İşte bu nedenle köşeye sıkışanlar" ne yapalım yani patron gelmiş 1 saat içinde 2 tane A4 broşür taslağı istiyor, bu süre içinde yaratıcılık mı olur, elbette bir yerlerden bulup buluşturup koyacağım" diyor.
Oysa garibim bilmiyor ki, usta tasarımcı 1 saatte 2 değil 3 tane bile taslak çıkartır ortaya, zaten usta demek bu demektir.
Ama grafiker olmayı hafife alanlar, usta olmadan usta gibi davranmaya başlarsa, başka ustaların çorbasını ikram etmek zorunda kalır.Bu bir...
Kendi usta olmadan ustaların işini elinden alanlar, patron kendilerinden ustalık gerektiren bir iş istedikleri zaman, "sevgili patronum, bu kadar az zamanda bu kadar hızlı tasarımı ben yapamam, ben o kadar usta değilim, bana usta maaşı da vermiyorsun, bunu benden isteyemezsin . Ya kopya tasarım yapacam, ya da daha çok zamana ihtiyacım var" şeklinde konuşamadıkları için yani grafiker haklarını savunamadıkları için veya grafikerlerin hakkını savunacak bir kurum olmadığı için uydur kaydır, kaçak göçek yöntemlerle tasarım yapıldığı için, YANİ GRAFİK TASARIMIN EVRENSEL KURALLARI İŞLETİLMEDİĞİ için bunlar olmaktadır. Bu da iki!
Template kullanmak, parası ödenmiş template satın alıp bunlardan yararlanmak konumuz dışındadır.Konuyu buraya getirip tartışmak isteyen varsa söylesin, tartışırız.Gök kubbe altında karanlık hiç bir nokta kalmasın ki ak koyun-kara koyun belli olsun. Kim tasarımcı, kim değil anlaşılsın.
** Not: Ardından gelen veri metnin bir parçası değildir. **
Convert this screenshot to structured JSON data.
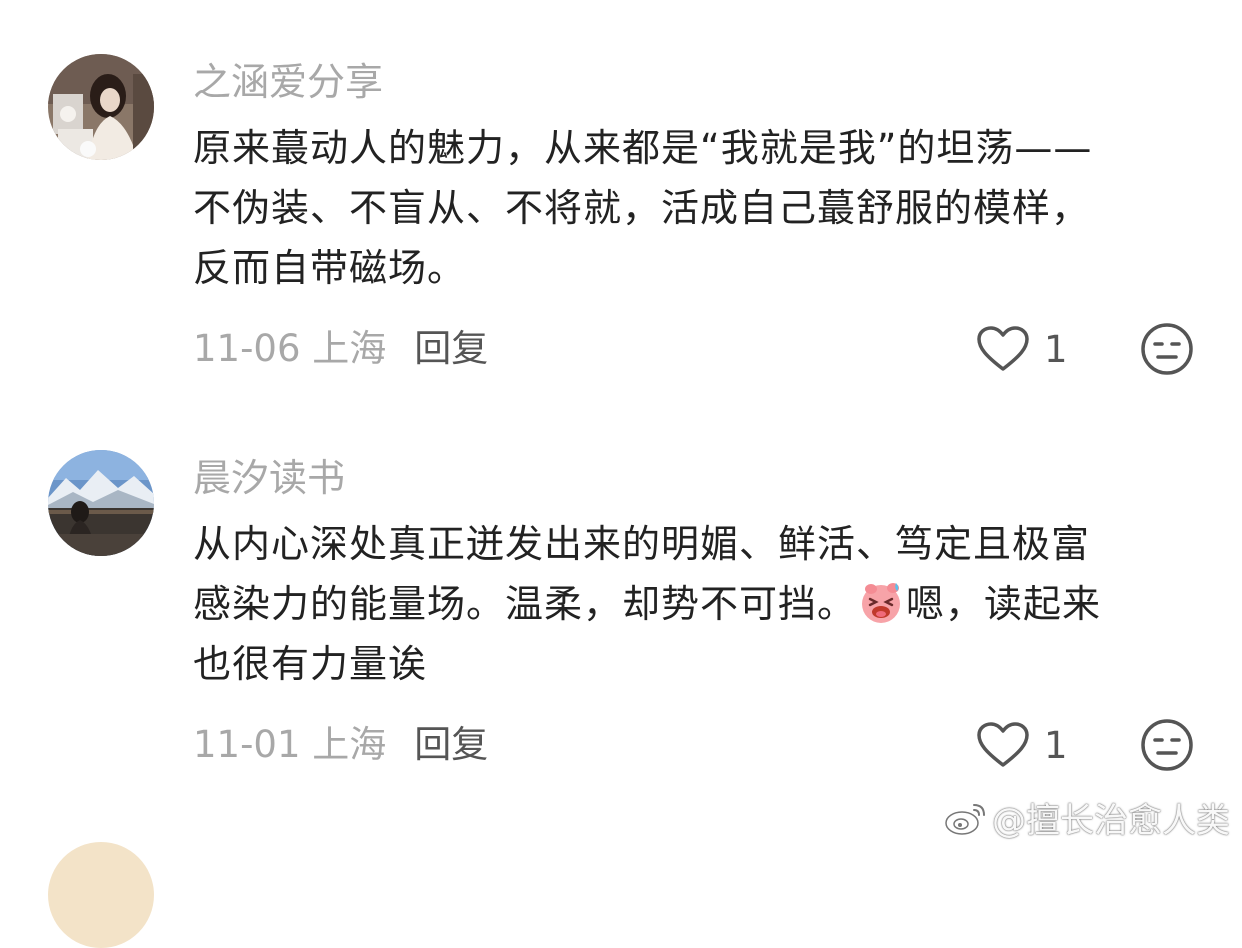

(benzer tavrı ders verdiğim fakültedeki öğrencilerde görüyorum. Sınıfta yapmaya vakti olmayanlar, evde yapıp e-mail ile yollasın diyorum. Bir de bakıyorum ki sınıfta kartvizit yapamayan öğrenci bir gecede bir afiş, bir de kitap kapağı yapmış. Belli ki usta birine yaptırmış. Amacı öğrenmek değil, yüksek not almak.Acısını okul bitince anlayacak, kendini kandırıyor farkında değil)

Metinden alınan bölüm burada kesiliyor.